Overfitting and Underfitting

Model complexity and regularization are central concepts in machine learning that help ensure models generalize well to unseen data. Achieving the right balance between a model that is too simple and a model that is too complex is a key challenge in developing robust predictive systems. When a model is too simple, it tends to underfit; it cannot capture the underlying patterns of the data and ends up with high error both on the training set and on new, unseen data. When a model is too complex, it risks overfitting, essentially memorizing the noise or minor fluctuations in the training set at the expense of good performance on unseen data.

Model Complexity - Overfitting and Underfitting

In many scenarios, this trade-off in complexity can be illustrated by simple methods such as linear regression. Linear regression, in its basic form, attempts to find a linear relationship between one or more independent variables and a dependent variable.

A standard linear model might look like $y = \theta_0 + \theta_1 x$, where $\theta_0$ and $\theta_1$ are parameters. While this model can be effective for straightforward data relationships, real-world data often exhibits non-linear or more intricate patterns, making a simple linear model prone to underfitting.

Untitled

To encode these complexities, one might introduce higher-order terms and turn the basic linear regression into a polynomial regression (for instance, including $x^2, x^3, \dots$). This additional complexity can allow the model to better represent data with curvature or other non-linear trends. However, if the polynomial degree becomes too large relative to the amount or nature of the data, the model may start to fit random noise rather than genuine structure, which leads to overfitting.
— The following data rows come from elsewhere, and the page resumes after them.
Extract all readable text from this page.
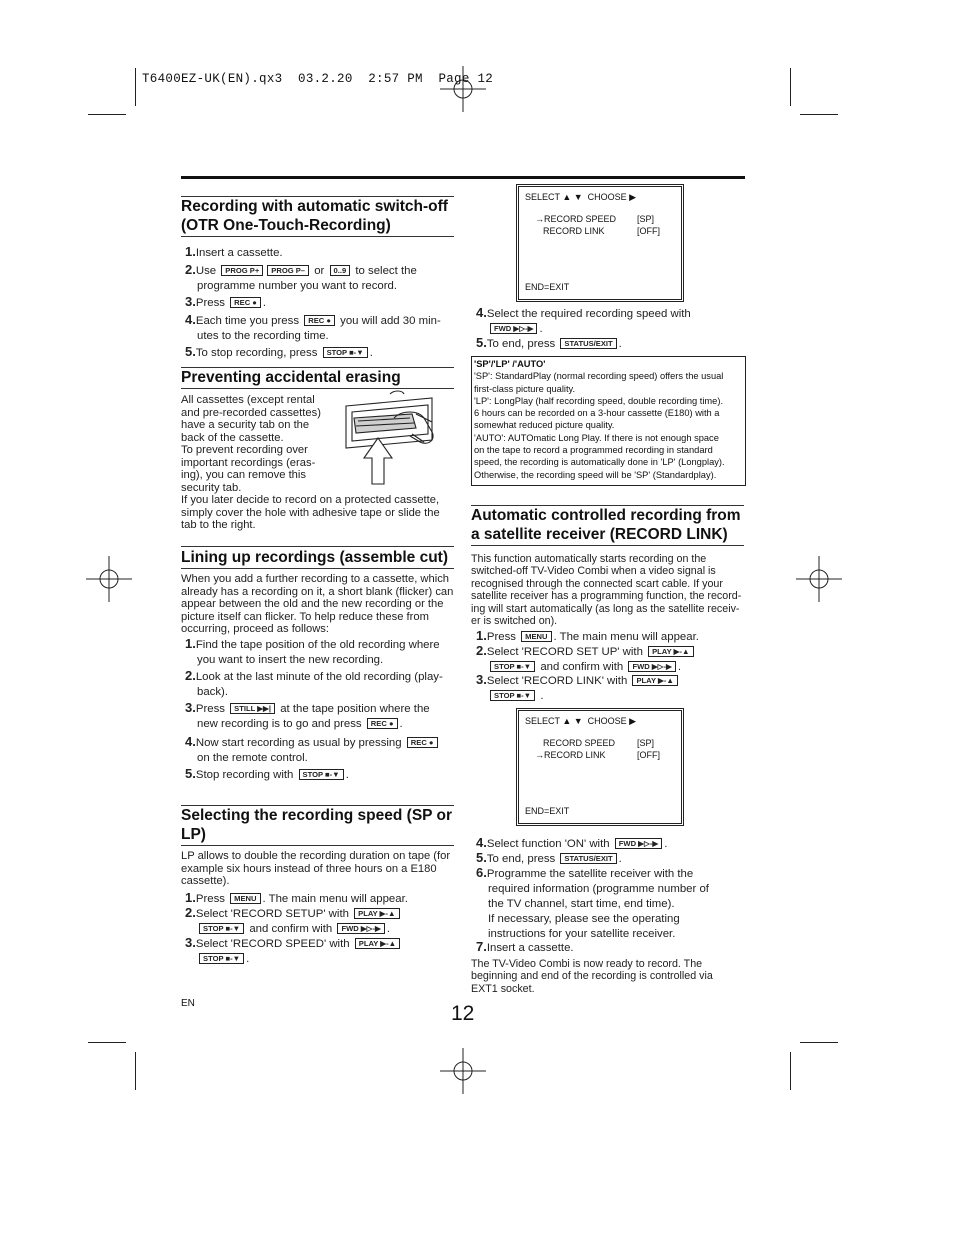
T6400EZ-UK(EN).qx3  03.2.20  2:57 PM  Page 12
Recording with automatic switch-off (OTR One-Touch-Recording)
1.Insert a cassette.
2.Use PROG P+ PROG P– or 0..9 to select the
programme number you want to record.
3.Press REC ● .
4.Each time you press REC ● you will add 30 min-
utes to the recording time.
5.To stop recording, press STOP ■-▼ .
Preventing accidental erasing
All cassettes (except rental and pre-recorded cassettes) have a security tab on the back of the cassette.
To prevent recording over important recordings (eras-ing), you can remove this security tab.
If you later decide to record on a protected cassette, simply cover the hole with adhesive tape or slide the tab to the right.
Lining up recordings (assemble cut)
When you add a further recording to a cassette, which already has a recording on it, a short blank (flicker) can appear between the old and the new recording or the picture itself can flicker. To help reduce these from occurring, proceed as follows:
1.Find the tape position of the old recording where
you want to insert the new recording.
2.Look at the last minute of the old recording (play-
back).
3.Press STILL ▶▶| at the tape position where the
new recording is to go and press REC ● .
4.Now start recording as usual by pressing REC ●
on the remote control.
5.Stop recording with STOP ■-▼ .
Selecting the recording speed (SP or LP)
LP allows to double the recording duration on tape (for example six hours instead of three hours on a E180 cassette).
1.Press MENU . The main menu will appear.
2.Select 'RECORD SETUP' with PLAY ▶-▲
STOP ■-▼ and confirm with FWD ▶▷-▶ .
3.Select 'RECORD SPEED' with PLAY ▶-▲
STOP ■-▼ .
EN	12
SELECT ▲ ▼  CHOOSE ▶
→RECORD SPEED [SP]
RECORD LINK	[OFF]
END=EXIT
4.Select the required recording speed with
FWD ▶▷-▶ .
5.To end, press STATUS/EXIT .
'SP'/'LP' /'AUTO'
'SP': StandardPlay (normal recording speed) offers the usual
first-class picture quality.
'LP': LongPlay (half recording speed, double recording time).
6 hours can be recorded on a 3-hour cassette (E180) with a
somewhat reduced picture quality.
'AUTO': AUTOmatic Long Play. If there is not enough space
on the tape to record a programmed recording in standard
speed, the recording is automatically done in 'LP' (Longplay).
Otherwise, the recording speed will be 'SP' (Standardplay).
Automatic controlled recording from a satellite receiver (RECORD LINK)
This function automatically starts recording on the switched-off TV-Video Combi when a video signal is recognised through the connected scart cable. If your satellite receiver has a programming function, the record-ing will start automatically (as long as the satellite receiv-er is switched on).
1.Press MENU . The main menu will appear.
2.Select 'RECORD SET UP' with PLAY ▶-▲
STOP ■-▼ and confirm with FWD ▶▷-▶ .
3.Select 'RECORD LINK' with PLAY ▶-▲
STOP ■-▼ .
SELECT ▲ ▼  CHOOSE ▶
RECORD SPEED [SP]
→RECORD LINK	[OFF]
END=EXIT
4.Select function 'ON' with FWD ▶▷-▶ .
5.To end, press STATUS/EXIT .
6.Programme the satellite receiver with the
required information (programme number of
the TV channel, start time, end time).
If necessary, please see the operating
instructions for your satellite receiver.
7.Insert a cassette.
The TV-Video Combi is now ready to record. The beginning and end of the recording is controlled via EXT1 socket.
Constrast Underfitting vs. Overfitting:

Underfitting occurs when a model lacks complexity or training, resulting in high errors on both training and validation sets. Addressing underfitting requires increasing model complexity, improving feature engineering, or extending training.
Overfitting happens when a model learns both the data’s patterns and noise, leading to low training error but high validation error. Mitigating overfitting involves simplifying the model, applying regularization, or expanding the dataset.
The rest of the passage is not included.